W najgorszym wypadku czytając „byle co" zawsze pozostaniemy na tym samym etapie „czytania", czyli nie pozostaniemy analfabetami.
Co
nas może spotkać, kiedy sobie darujemy „byle co"? Z czasem nasze
umiejętności będą zanikać i z wiekiem może się okazać, że w ogóle nie
potrafimy czytać, mimo że skończyliśmy szkoły, kursy i dawniej
potrafiliśmy robić to doskonale. W końcu mięsień nieużywany zanika... i
podobnie jest z nieużywanymi szarymi komórkami (i tu już odsyłam do
książek specjalistycznych, bo mój blog raczej kwalifikuje się do „byle
czego" i jest dla wszystkich, którzy pragną podtrzymywać umiejętność
czytania ze zrozumieniem).
W
całym procesie czytana czegokolwiek ważne jednak jest, aby nie czytać
codziennie tego samego (a już w najgorszym przypadku kilka razy dziennie
każdego dnia to samo), ponieważ wtedy szare komórki już po pewnym
czasie się wyłączają, co skutkuje tym, że może i te szare komórki
posiadamy i jakąś tam umiejętność czytania też, ale jest to umiejętność
mechaniczna (ja bym nawet ośmieliła się ten przypadek nazwać odruchem
Pawłowa).
Wracając
do grupki pedagogów-nauczycieli miałam okazję rozmawiać z nimi po
zajęciach i dopytywałam się czy każą dzieciom podczas nauki pisania i
czytania czytać Levinasa, Nietzschego, Heideggera itd. czy raczej prosty
tekst typu: „Ala ma kota. Ala ma dom. To mama. To tata". Kiedy
powiedzieli, że te łatwe bezsensowne zdania to zgodnie z moją naturą
złośliwca stwierdziłam, że przecież te czytanki to właśnie "byle co",
więc po co dzieciom dawać do czytania taki chłam? Czy jakieś wnioski z
tego wyciągnęli? Mam nadzieję, że nie męczą biedne dzieci tomiskami
skomplikowanych zdań tylko zaczynają od podstaw...

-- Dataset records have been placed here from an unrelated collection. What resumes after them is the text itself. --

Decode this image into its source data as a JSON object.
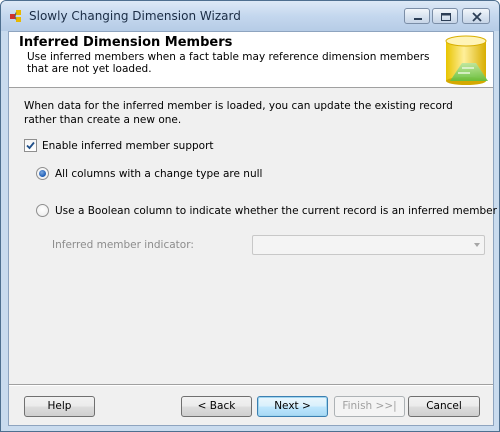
{
  "window": {
    "title": "Slowly Changing Dimension Wizard",
    "app_icon": "ssis-wizard-icon"
  },
  "header": {
    "title": "Inferred Dimension Members",
    "description": "Use inferred members when a fact table may reference dimension members that are not yet loaded.",
    "graphic": "database-cylinder-icon"
  },
  "body": {
    "intro": "When data for the inferred member is loaded, you can update the existing record rather than create a new one.",
    "enable_checkbox": {
      "label": "Enable inferred member support",
      "checked": true
    },
    "options": [
      {
        "label": "All columns with a change type are null",
        "selected": true
      },
      {
        "label": "Use a Boolean column to indicate whether the current record is an inferred member",
        "selected": false
      }
    ],
    "indicator": {
      "label": "Inferred member indicator:",
      "value": "",
      "enabled": false
    }
  },
  "buttons": {
    "help": "Help",
    "back": "< Back",
    "next": "Next >",
    "finish": "Finish >>|",
    "cancel": "Cancel"
  },
  "colors": {
    "accent_radio": "#1c5cb5",
    "disabled_text": "#8c8c8c",
    "title_bar": "#c4d7ee"
  }
}
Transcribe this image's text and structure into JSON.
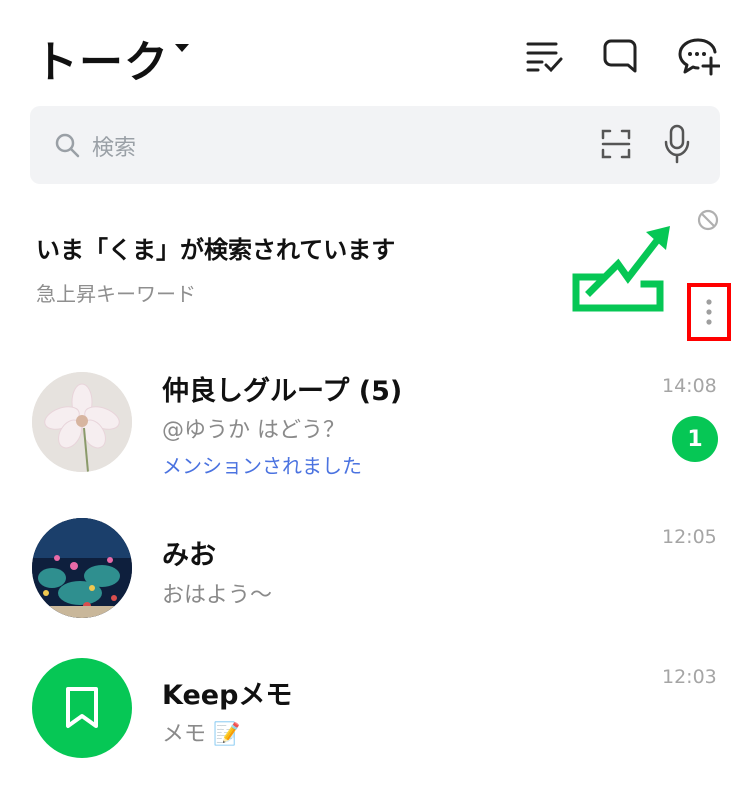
{
  "header": {
    "title": "トーク",
    "icons": [
      "sort-check-icon",
      "openchat-icon",
      "new-chat-icon"
    ]
  },
  "search": {
    "placeholder": "検索",
    "icons": [
      "search-icon",
      "scan-icon",
      "mic-icon"
    ]
  },
  "trending": {
    "title": "いま「くま」が検索されています",
    "subtitle": "急上昇キーワード",
    "icons": [
      "trending-up-icon",
      "hide-icon",
      "more-vertical-icon"
    ],
    "highlight_color": "#ff0000",
    "graphic_color": "#06c755"
  },
  "chats": [
    {
      "name": "仲良しグループ (5)",
      "message": "@ゆうか はどう？",
      "mention": "メンションされました",
      "time": "14:08",
      "unread": "1"
    },
    {
      "name": "みお",
      "message": "おはよう～",
      "time": "12:05"
    },
    {
      "name": "Keepメモ",
      "message": "メモ 📝",
      "time": "12:03"
    }
  ],
  "colors": {
    "accent": "#06c755",
    "mention": "#4b73e0",
    "search_bg": "#f2f3f5"
  }
}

Warto także pamiętać, o czym zdecydowanie za mało się mówi, że czytanie ma wartość nie tylko jako coś, co rozwija i uczy (nie negując tych z niego korzyści, naturalnie). Czytanie jest też sposobem rozrywki i jednym z jego celów jest dostarczanie przyjemności. Zbytni nacisk na jego funkcję edukacyjną przynosi według mnie skutki przeciwne do zamierzonych i nie pomaga w promocji czytelnictwa.